J'ai reconnu la voix de M. Angélil en prenant l'appel. Céline commençait tout juste sa répétition et lui venait de prendre ses aises dans un salon de la Maison de la culture. Il m'a alors longuement entretenu de l'importance d'être à Gatineau pour saluer Eddy Marnay, qui avait écrit les cinq premiers albums de la chanteuse, et ce, malgré leur engagement à Las Vegas. Le couple avait même défrayé les coûts de l'embauche de Vic Vogel et de son groupe de jazz, pour l'occasion. «C'est peut-être moi qui l'ai trouvée, Céline, mais c'est lui qui l'a élevée, qui lui a tout appris de la vie et du monde du showbiz», m'avait-il notamment confié ce soir-là.

Bref, pour notre premier entretien seul à seule, René Angélil était en verve. J'avais même dû l'interrompre après une vingtaine de minutes, histoire de pouvoir rappeler au journal en catastrophe pour qu'on me libère de l'espace pour mon article dans l'édition du lendemain et d'avoir le temps d'écrire avant l'heure de tombée.

Le lendemain, soir du spectacle, sur le tapis rouge déroulé à l'entrée de la Maison de la culture de Gatineau, René Angélil m'avait serré la main, souri comme si nous étions de vieilles connaissances et entamé plusieurs de ses réponses aux collègues montréalais dépêchés à Gatineau pour couvrir la seule prestation de Céline hors Vegas cette année-là par un «comme je le disais à Valérie hier soir...» qui, dois-je admettre, m'avait fait sourire en coin.

S'il avait seulement su que j'étais en pyjama, à l'autre bout du fil, la veille...

J'ai recroisé M. Angélil quand il a découvert les talents d'imitatrice de la Franco-Ontarienne Véronic DiCaire. Qu'il a prise sous son aile, avec les résultats que l'on sait: la première partie des spectacles de Céline au Centre Bell en août 2008, une première tournée québécoise dans la foulée, puis une résidence au Gaîté-Montparnasse en février 2010, qui l'a depuis installée au sommet, en France. C'est sans oublier son passage à Las Vegas.

Que ce soit dans un corridor du Centre Bell ou dans une loge de l'hôtel Bally's, chaque fois que je l'ai rencontré, il a pris le temps de répondre à mes questions en me regardant dans les yeux.

La dernière fois que j'ai vu René Angélil, c'était le 13 juin 2013, à Vegas, où Véronic entreprenait sa série de spectacles à l'hôtel Bally's. Je l'avais d'abord interviewé dans la loge de l'artiste, avant qu'elle ne monte sur scène. Je l'avais trouvé affaibli, visiblement vieilli par la maladie, mais néanmoins fier d'être là. Puis, je me suis retrouvée assise à ses côtés, dans le théâtre Jubilee, pour la toute première représentation de rodage de Voices devant un public invité. J'ai passé une partie de la soirée à observer ses réactions à la performance de Véronic.

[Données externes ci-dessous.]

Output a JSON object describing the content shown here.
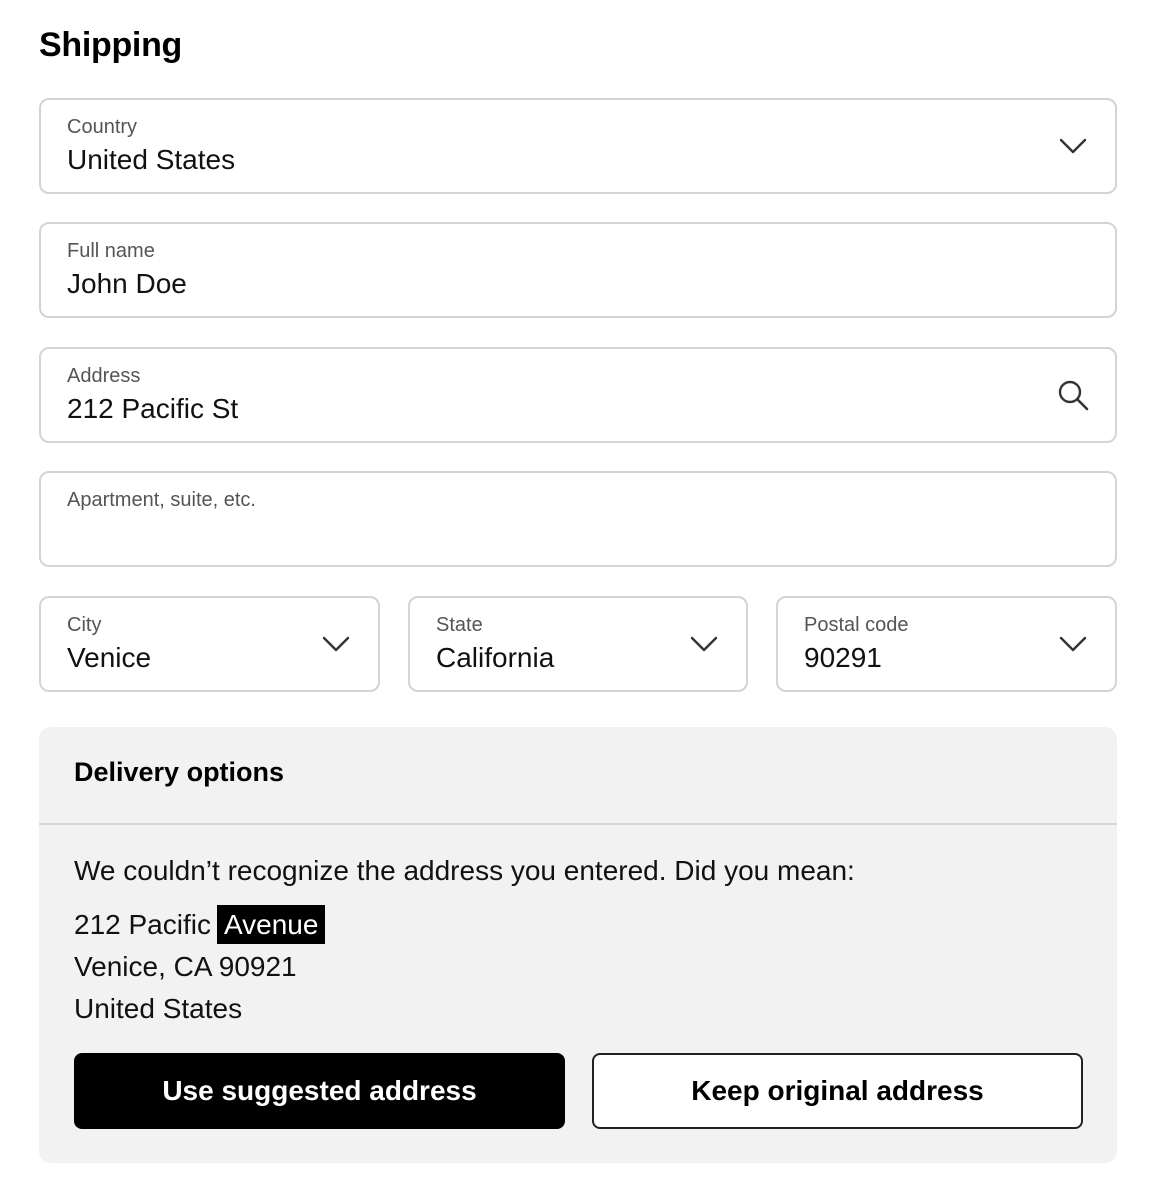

Je l'ai vu s'essuyer discrètement les yeux lorsque cette dernière a repris Anita Baker («Je la fais pour René, parce qu'il me l'a demandé.»), et franchement verser quelques larmes en l'entendant chanter comme Whitney Houston.

«Elle va être un hit», avait-il tranché, au terme de la prestation de sa protégée, après avoir admis que l'imitatrice l'avait fait pleurer.

Aujourd'hui, nul doute que c'est au tour de Véronic et son conjoint et gérant Rémon Boulerice de pleurer, à l'instar de plusieurs, la mort d'un mentor qui leur avait transmis, en 2008, le goût du risque: celui de se lancer all-in pour croire en leurs rêves.